It has been a week since we sat in the waiting room as the surgeon repaired Mike's blood flow. Modern medicine astounds us. Life confounds us. These first, tentative steps to a healed life have both terrified and gratified. All the Joliats have juggled optimism and fear. We all personalize the experience, because we all may have the same genetic defect. It makes the journey a degree more frightening, and it makes Mike's recovery that much more inspirational. To all who have sent kind thoughts and good wishes, your thoughtfulness means the world to me. It has helped me to resist being Janny Maudlin,which is my alter ego when I am sad or stressed.
Mike was the best "doll" my mom could provide for Jenny and I back in the 50's. Sure, we had our Tiny Tears, but a squealing boy was much more fun to play with. We did everything for him: fetched his toys, brought Mom his diapers, emptied the bathinette of water, and interpreted his grunts and gestures with precision. He never needed to speak: we perceived his needs and fulfilled them. Mom had 3 kids under 4 and she was thrilled. We had our mischief moments along the way, since as soon as Mike was walking, Mom was ready to deliver #4. I remember a brief romance with matches. Once Mike and I decided that "house" would be more fun if it included road trips. We took our seats in the car and slipped the gear shift. Soon we were backing into the street, over the opposite curb, and into a neighbor's tree. We were 4 and 2 respectively, but we were each taken to the screened in porch and taught a big lesson with corporal punishment.. Mike was in diapers, so his lesson was a little less memorable. It wasn't fair, because he was driving. I guess life still isn't quite fair.
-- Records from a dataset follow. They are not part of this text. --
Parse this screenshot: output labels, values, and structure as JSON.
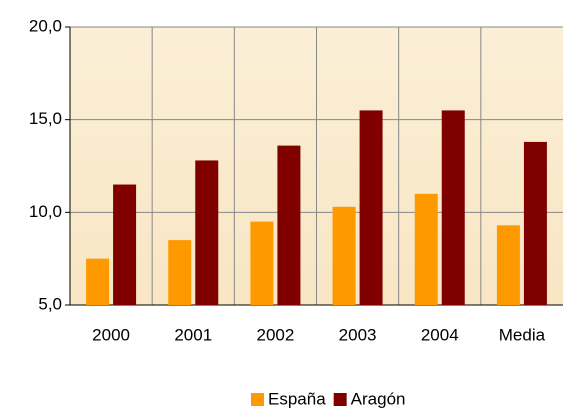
{
  "chart_data": {
    "type": "bar",
    "categories": [
      "2000",
      "2001",
      "2002",
      "2003",
      "2004",
      "Media"
    ],
    "series": [
      {
        "name": "España",
        "color": "#ff9900",
        "values": [
          7.5,
          8.5,
          9.5,
          10.3,
          11.0,
          9.3
        ]
      },
      {
        "name": "Aragón",
        "color": "#800000",
        "values": [
          11.5,
          12.8,
          13.6,
          15.5,
          15.5,
          13.8
        ]
      }
    ],
    "ylim": [
      5,
      20
    ],
    "yticks": [
      {
        "value": 5,
        "label": "5,0"
      },
      {
        "value": 10,
        "label": "10,0"
      },
      {
        "value": 15,
        "label": "15,0"
      },
      {
        "value": 20,
        "label": "20,0"
      }
    ],
    "grid": true,
    "legend": "bottom"
  }
}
Because Jenny and I fulfilled even Mike's unspoken wishes, he wasn't much of a talker. He played elaborate role playing games- he was the milkman for our imaginary neighborhood, delivering bottles with a competent nod. He just never spoke. When he was deposited at kindergarten, Mrs. Lane noted that he was completely non-verbal. In those days, that was no big deal, just a notation on the teacher's "to-do" list. Amazingly, he was unlocked in no time. To this day, though, Mike is more of a watcher than a talker.
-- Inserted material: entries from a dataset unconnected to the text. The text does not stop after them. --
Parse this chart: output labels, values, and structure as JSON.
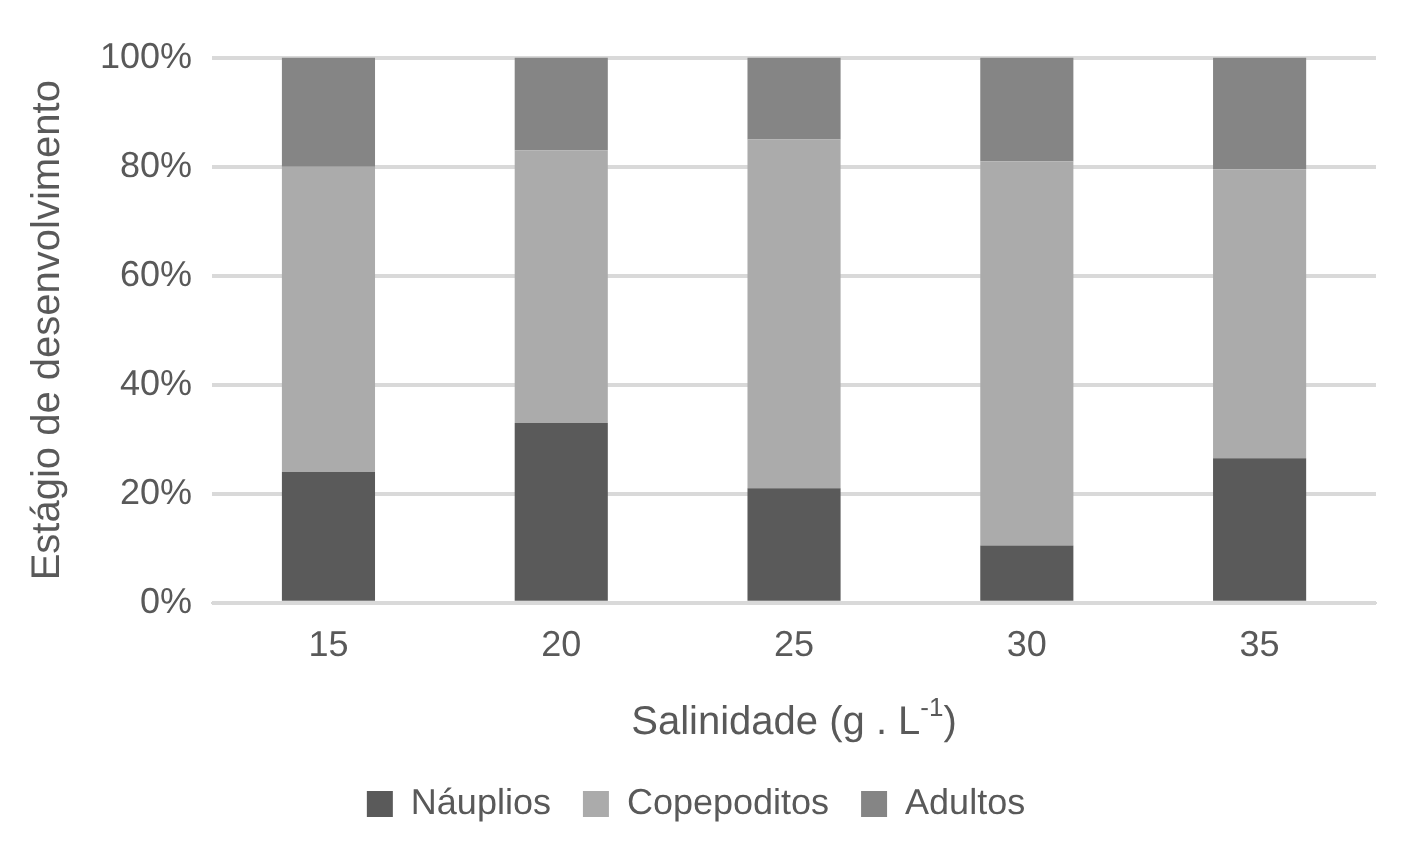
{
  "chart_data": {
    "type": "bar",
    "stacked": true,
    "xlabel": "Salinidade (g . L$^{-1}$)",
    "ylabel": "Estágio de desenvolvimento",
    "categories": [
      "15",
      "20",
      "25",
      "30",
      "35"
    ],
    "series": [
      {
        "name": "Náuplios",
        "color": "#5a5a5a",
        "values": [
          24,
          33,
          21,
          10.5,
          26.5
        ]
      },
      {
        "name": "Copepoditos",
        "color": "#ababab",
        "values": [
          56,
          50,
          64,
          70.5,
          53
        ]
      },
      {
        "name": "Adultos",
        "color": "#858585",
        "values": [
          20,
          17,
          15,
          19,
          20.5
        ]
      }
    ],
    "ylim": [
      0,
      100
    ],
    "yticks": [
      {
        "value": 0,
        "label": "0%"
      },
      {
        "value": 20,
        "label": "20%"
      },
      {
        "value": 40,
        "label": "40%"
      },
      {
        "value": 60,
        "label": "60%"
      },
      {
        "value": 80,
        "label": "80%"
      },
      {
        "value": 100,
        "label": "100%"
      }
    ],
    "grid": "y",
    "legend": "bottom"
  }
}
I drove to law school at night for a year with Milkman, and my Janter was met with silence. He is thinking at warp speed, but the thought bubbles are enough for him. I am sure that I was not therapeutic to him this week, but I needed to be hovering, just like in the baby days. The verbal restraint that characterizes him is a challenge in the healing process: he does not like to complain, and he is too tired to explain. The experience of having the heart slowed, chilled,bypassed and mended is too much to process in a linear way. He is sad, scared, determined, brave, grateful, mad and tired. He appreciates us, is tired of us, is expressive and then withdrawn. The pain medicine creates disturbing dreams, like black beetles crawling out of his scars. Every nerve ending is raw, looking for its sheath to protect it. And there is pain-everywhere. We nag him to eat, walk, shower, and do breathing exercises. He has taken the path of least resistance and attempts to comply. Today we watched Everyone Loves Raymond together and a throwaway joke made us both laugh. For him it was a painful foray into joy. He had to clutch his Heart pillow to secure his ribs. It was 3 minutes before his breathing was regulated and the pressure subsided, but it was a moment where we sensed that there were good days after the healing. We will laugh, and we will appreciate the happiness more.
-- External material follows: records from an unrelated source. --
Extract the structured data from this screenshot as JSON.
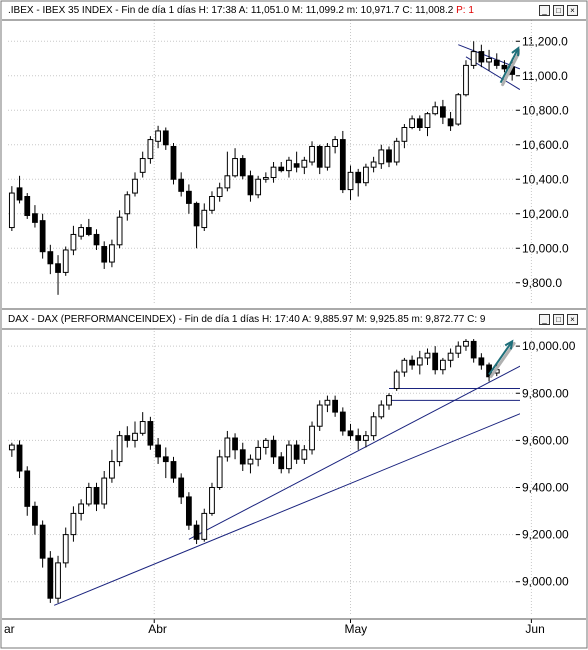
{
  "panels": [
    {
      "header": {
        "symbol": ".IBEX - IBEX 35 INDEX - Fin de día 1 días",
        "time": "H: 17:38",
        "open": "A: 11,051.0",
        "high": "M: 11,099.2",
        "low": "m: 10,971.7",
        "close": "C: 11,008.2",
        "extra": "P: 1"
      }
    },
    {
      "header": {
        "symbol": "DAX - DAX (PERFORMANCEINDEX) - Fin de día 1 días",
        "time": "H: 17:40",
        "open": "A: 9,885.97",
        "high": "M: 9,925.85",
        "low": "m: 9,872.77",
        "close": "C: 9"
      }
    }
  ],
  "x_axis_labels": [
    "ar",
    "Abr",
    "May",
    "Jun"
  ],
  "chart_data": [
    {
      "type": "candlestick",
      "title": ".IBEX - IBEX 35 INDEX",
      "ylim": [
        9700,
        11300
      ],
      "yticks": [
        9800,
        10000,
        10200,
        10400,
        10600,
        10800,
        11000,
        11200
      ],
      "ytick_labels": [
        "9,800.0",
        "10,000.0",
        "10,200.0",
        "10,400.0",
        "10,600.0",
        "10,800.0",
        "11,000.0",
        "11,200.0"
      ],
      "candles": [
        {
          "o": 10120,
          "h": 10360,
          "l": 10100,
          "c": 10320
        },
        {
          "o": 10350,
          "h": 10420,
          "l": 10260,
          "c": 10280
        },
        {
          "o": 10300,
          "h": 10320,
          "l": 10170,
          "c": 10190
        },
        {
          "o": 10200,
          "h": 10250,
          "l": 10120,
          "c": 10150
        },
        {
          "o": 10160,
          "h": 10200,
          "l": 9940,
          "c": 9980
        },
        {
          "o": 9980,
          "h": 10020,
          "l": 9850,
          "c": 9910
        },
        {
          "o": 9910,
          "h": 9960,
          "l": 9730,
          "c": 9860
        },
        {
          "o": 9860,
          "h": 10010,
          "l": 9840,
          "c": 9990
        },
        {
          "o": 9990,
          "h": 10130,
          "l": 9960,
          "c": 10080
        },
        {
          "o": 10070,
          "h": 10140,
          "l": 10050,
          "c": 10120
        },
        {
          "o": 10120,
          "h": 10170,
          "l": 10070,
          "c": 10080
        },
        {
          "o": 10080,
          "h": 10110,
          "l": 9990,
          "c": 10020
        },
        {
          "o": 10010,
          "h": 10040,
          "l": 9880,
          "c": 9920
        },
        {
          "o": 9920,
          "h": 10050,
          "l": 9890,
          "c": 10020
        },
        {
          "o": 10020,
          "h": 10220,
          "l": 10000,
          "c": 10180
        },
        {
          "o": 10200,
          "h": 10330,
          "l": 10160,
          "c": 10310
        },
        {
          "o": 10320,
          "h": 10440,
          "l": 10300,
          "c": 10400
        },
        {
          "o": 10440,
          "h": 10560,
          "l": 10410,
          "c": 10520
        },
        {
          "o": 10520,
          "h": 10650,
          "l": 10490,
          "c": 10630
        },
        {
          "o": 10620,
          "h": 10710,
          "l": 10580,
          "c": 10680
        },
        {
          "o": 10680,
          "h": 10700,
          "l": 10570,
          "c": 10600
        },
        {
          "o": 10590,
          "h": 10610,
          "l": 10370,
          "c": 10400
        },
        {
          "o": 10400,
          "h": 10440,
          "l": 10300,
          "c": 10330
        },
        {
          "o": 10330,
          "h": 10370,
          "l": 10200,
          "c": 10260
        },
        {
          "o": 10260,
          "h": 10270,
          "l": 10000,
          "c": 10130
        },
        {
          "o": 10120,
          "h": 10260,
          "l": 10100,
          "c": 10220
        },
        {
          "o": 10220,
          "h": 10330,
          "l": 10200,
          "c": 10300
        },
        {
          "o": 10300,
          "h": 10380,
          "l": 10270,
          "c": 10350
        },
        {
          "o": 10350,
          "h": 10560,
          "l": 10330,
          "c": 10420
        },
        {
          "o": 10420,
          "h": 10580,
          "l": 10410,
          "c": 10520
        },
        {
          "o": 10520,
          "h": 10540,
          "l": 10400,
          "c": 10420
        },
        {
          "o": 10420,
          "h": 10450,
          "l": 10270,
          "c": 10310
        },
        {
          "o": 10310,
          "h": 10420,
          "l": 10290,
          "c": 10400
        },
        {
          "o": 10400,
          "h": 10440,
          "l": 10380,
          "c": 10410
        },
        {
          "o": 10410,
          "h": 10500,
          "l": 10380,
          "c": 10470
        },
        {
          "o": 10470,
          "h": 10500,
          "l": 10440,
          "c": 10450
        },
        {
          "o": 10450,
          "h": 10530,
          "l": 10410,
          "c": 10510
        },
        {
          "o": 10490,
          "h": 10560,
          "l": 10440,
          "c": 10470
        },
        {
          "o": 10470,
          "h": 10530,
          "l": 10430,
          "c": 10510
        },
        {
          "o": 10500,
          "h": 10620,
          "l": 10480,
          "c": 10590
        },
        {
          "o": 10590,
          "h": 10600,
          "l": 10430,
          "c": 10470
        },
        {
          "o": 10470,
          "h": 10610,
          "l": 10450,
          "c": 10590
        },
        {
          "o": 10590,
          "h": 10650,
          "l": 10550,
          "c": 10630
        },
        {
          "o": 10630,
          "h": 10680,
          "l": 10320,
          "c": 10340
        },
        {
          "o": 10340,
          "h": 10480,
          "l": 10280,
          "c": 10440
        },
        {
          "o": 10440,
          "h": 10460,
          "l": 10300,
          "c": 10380
        },
        {
          "o": 10380,
          "h": 10490,
          "l": 10360,
          "c": 10470
        },
        {
          "o": 10470,
          "h": 10530,
          "l": 10440,
          "c": 10500
        },
        {
          "o": 10490,
          "h": 10600,
          "l": 10460,
          "c": 10570
        },
        {
          "o": 10570,
          "h": 10590,
          "l": 10470,
          "c": 10500
        },
        {
          "o": 10500,
          "h": 10640,
          "l": 10480,
          "c": 10620
        },
        {
          "o": 10620,
          "h": 10720,
          "l": 10580,
          "c": 10700
        },
        {
          "o": 10700,
          "h": 10770,
          "l": 10690,
          "c": 10750
        },
        {
          "o": 10750,
          "h": 10770,
          "l": 10680,
          "c": 10700
        },
        {
          "o": 10700,
          "h": 10790,
          "l": 10650,
          "c": 10780
        },
        {
          "o": 10780,
          "h": 10850,
          "l": 10770,
          "c": 10820
        },
        {
          "o": 10820,
          "h": 10860,
          "l": 10720,
          "c": 10760
        },
        {
          "o": 10750,
          "h": 10790,
          "l": 10680,
          "c": 10710
        },
        {
          "o": 10720,
          "h": 10900,
          "l": 10710,
          "c": 10890
        },
        {
          "o": 10890,
          "h": 11090,
          "l": 10880,
          "c": 11060
        },
        {
          "o": 11060,
          "h": 11200,
          "l": 11040,
          "c": 11140
        },
        {
          "o": 11140,
          "h": 11180,
          "l": 11050,
          "c": 11080
        },
        {
          "o": 11080,
          "h": 11150,
          "l": 11030,
          "c": 11100
        },
        {
          "o": 11090,
          "h": 11130,
          "l": 11040,
          "c": 11060
        },
        {
          "o": 11060,
          "h": 11090,
          "l": 11020,
          "c": 11040
        },
        {
          "o": 11051,
          "h": 11099,
          "l": 10972,
          "c": 11008
        }
      ],
      "trend_lines": [
        {
          "x1": 58,
          "y1": 11180,
          "x2": 66,
          "y2": 11040
        },
        {
          "x1": 59,
          "y1": 11110,
          "x2": 66,
          "y2": 10920
        }
      ],
      "arrow": {
        "x1": 63.5,
        "y1": 10960,
        "x2": 65.8,
        "y2": 11160
      }
    },
    {
      "type": "candlestick",
      "title": "DAX - DAX (PERFORMANCEINDEX)",
      "ylim": [
        8880,
        10060
      ],
      "yticks": [
        9000,
        9200,
        9400,
        9600,
        9800,
        10000
      ],
      "ytick_labels": [
        "9,000.00",
        "9,200.00",
        "9,400.00",
        "9,600.00",
        "9,800.00",
        "10,000.00"
      ],
      "candles": [
        {
          "o": 9560,
          "h": 9590,
          "l": 9530,
          "c": 9580
        },
        {
          "o": 9580,
          "h": 9600,
          "l": 9440,
          "c": 9470
        },
        {
          "o": 9470,
          "h": 9490,
          "l": 9280,
          "c": 9320
        },
        {
          "o": 9320,
          "h": 9340,
          "l": 9200,
          "c": 9240
        },
        {
          "o": 9240,
          "h": 9260,
          "l": 9060,
          "c": 9100
        },
        {
          "o": 9100,
          "h": 9130,
          "l": 8910,
          "c": 8930
        },
        {
          "o": 8930,
          "h": 9110,
          "l": 8910,
          "c": 9080
        },
        {
          "o": 9080,
          "h": 9230,
          "l": 9060,
          "c": 9200
        },
        {
          "o": 9200,
          "h": 9320,
          "l": 9170,
          "c": 9290
        },
        {
          "o": 9290,
          "h": 9350,
          "l": 9260,
          "c": 9330
        },
        {
          "o": 9330,
          "h": 9420,
          "l": 9320,
          "c": 9400
        },
        {
          "o": 9400,
          "h": 9420,
          "l": 9300,
          "c": 9330
        },
        {
          "o": 9330,
          "h": 9470,
          "l": 9310,
          "c": 9440
        },
        {
          "o": 9440,
          "h": 9560,
          "l": 9420,
          "c": 9510
        },
        {
          "o": 9510,
          "h": 9640,
          "l": 9490,
          "c": 9620
        },
        {
          "o": 9620,
          "h": 9660,
          "l": 9570,
          "c": 9600
        },
        {
          "o": 9600,
          "h": 9680,
          "l": 9570,
          "c": 9630
        },
        {
          "o": 9630,
          "h": 9720,
          "l": 9620,
          "c": 9680
        },
        {
          "o": 9680,
          "h": 9700,
          "l": 9560,
          "c": 9580
        },
        {
          "o": 9580,
          "h": 9610,
          "l": 9500,
          "c": 9530
        },
        {
          "o": 9530,
          "h": 9570,
          "l": 9440,
          "c": 9510
        },
        {
          "o": 9510,
          "h": 9530,
          "l": 9420,
          "c": 9440
        },
        {
          "o": 9440,
          "h": 9460,
          "l": 9330,
          "c": 9360
        },
        {
          "o": 9360,
          "h": 9380,
          "l": 9220,
          "c": 9240
        },
        {
          "o": 9240,
          "h": 9260,
          "l": 9160,
          "c": 9180
        },
        {
          "o": 9180,
          "h": 9310,
          "l": 9170,
          "c": 9290
        },
        {
          "o": 9290,
          "h": 9420,
          "l": 9280,
          "c": 9400
        },
        {
          "o": 9400,
          "h": 9560,
          "l": 9390,
          "c": 9530
        },
        {
          "o": 9530,
          "h": 9640,
          "l": 9510,
          "c": 9610
        },
        {
          "o": 9610,
          "h": 9630,
          "l": 9520,
          "c": 9560
        },
        {
          "o": 9560,
          "h": 9590,
          "l": 9470,
          "c": 9500
        },
        {
          "o": 9500,
          "h": 9540,
          "l": 9460,
          "c": 9520
        },
        {
          "o": 9520,
          "h": 9600,
          "l": 9490,
          "c": 9570
        },
        {
          "o": 9570,
          "h": 9610,
          "l": 9540,
          "c": 9600
        },
        {
          "o": 9600,
          "h": 9620,
          "l": 9500,
          "c": 9530
        },
        {
          "o": 9530,
          "h": 9550,
          "l": 9460,
          "c": 9480
        },
        {
          "o": 9480,
          "h": 9600,
          "l": 9460,
          "c": 9580
        },
        {
          "o": 9580,
          "h": 9600,
          "l": 9500,
          "c": 9520
        },
        {
          "o": 9520,
          "h": 9580,
          "l": 9500,
          "c": 9560
        },
        {
          "o": 9560,
          "h": 9680,
          "l": 9540,
          "c": 9660
        },
        {
          "o": 9660,
          "h": 9770,
          "l": 9640,
          "c": 9750
        },
        {
          "o": 9750,
          "h": 9790,
          "l": 9720,
          "c": 9770
        },
        {
          "o": 9770,
          "h": 9790,
          "l": 9700,
          "c": 9720
        },
        {
          "o": 9720,
          "h": 9740,
          "l": 9620,
          "c": 9640
        },
        {
          "o": 9640,
          "h": 9670,
          "l": 9600,
          "c": 9620
        },
        {
          "o": 9620,
          "h": 9650,
          "l": 9560,
          "c": 9600
        },
        {
          "o": 9600,
          "h": 9640,
          "l": 9570,
          "c": 9620
        },
        {
          "o": 9620,
          "h": 9720,
          "l": 9600,
          "c": 9700
        },
        {
          "o": 9700,
          "h": 9770,
          "l": 9690,
          "c": 9750
        },
        {
          "o": 9750,
          "h": 9800,
          "l": 9730,
          "c": 9790
        },
        {
          "o": 9820,
          "h": 9900,
          "l": 9810,
          "c": 9890
        },
        {
          "o": 9890,
          "h": 9950,
          "l": 9870,
          "c": 9940
        },
        {
          "o": 9940,
          "h": 9960,
          "l": 9900,
          "c": 9920
        },
        {
          "o": 9920,
          "h": 9980,
          "l": 9880,
          "c": 9950
        },
        {
          "o": 9950,
          "h": 9990,
          "l": 9920,
          "c": 9970
        },
        {
          "o": 9970,
          "h": 10000,
          "l": 9880,
          "c": 9900
        },
        {
          "o": 9900,
          "h": 9950,
          "l": 9880,
          "c": 9940
        },
        {
          "o": 9940,
          "h": 9990,
          "l": 9910,
          "c": 9970
        },
        {
          "o": 9970,
          "h": 10020,
          "l": 9950,
          "c": 10000
        },
        {
          "o": 10000,
          "h": 10030,
          "l": 9980,
          "c": 10020
        },
        {
          "o": 10020,
          "h": 10030,
          "l": 9930,
          "c": 9950
        },
        {
          "o": 9950,
          "h": 9970,
          "l": 9900,
          "c": 9920
        },
        {
          "o": 9920,
          "h": 9930,
          "l": 9850,
          "c": 9870
        },
        {
          "o": 9886,
          "h": 9926,
          "l": 9873,
          "c": 9900
        }
      ],
      "trend_lines": [
        {
          "x1": 5.5,
          "y1": 8900,
          "x2": 71,
          "y2": 9780
        },
        {
          "x1": 23,
          "y1": 9180,
          "x2": 71,
          "y2": 10000
        },
        {
          "x1": 49,
          "y1": 9820,
          "x2": 68,
          "y2": 9820
        },
        {
          "x1": 49,
          "y1": 9770,
          "x2": 68,
          "y2": 9770
        }
      ],
      "arrow": {
        "x1": 62,
        "y1": 9880,
        "x2": 65,
        "y2": 10020
      }
    }
  ]
}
Leaving was hard. He is my younger brother and my instinct is to hover. I had to have a good cry in the hotel parking lot before heading to Chicago. I drove past my childhood home, grateful for the past that forged us and the ties that bind us. We are changed since Dad died, but we have reforged the circle. There is enough steel to hold each other up. I am home, Mike is on his way, and the Joliats are a fine tuned organism. Onward and forward. To life!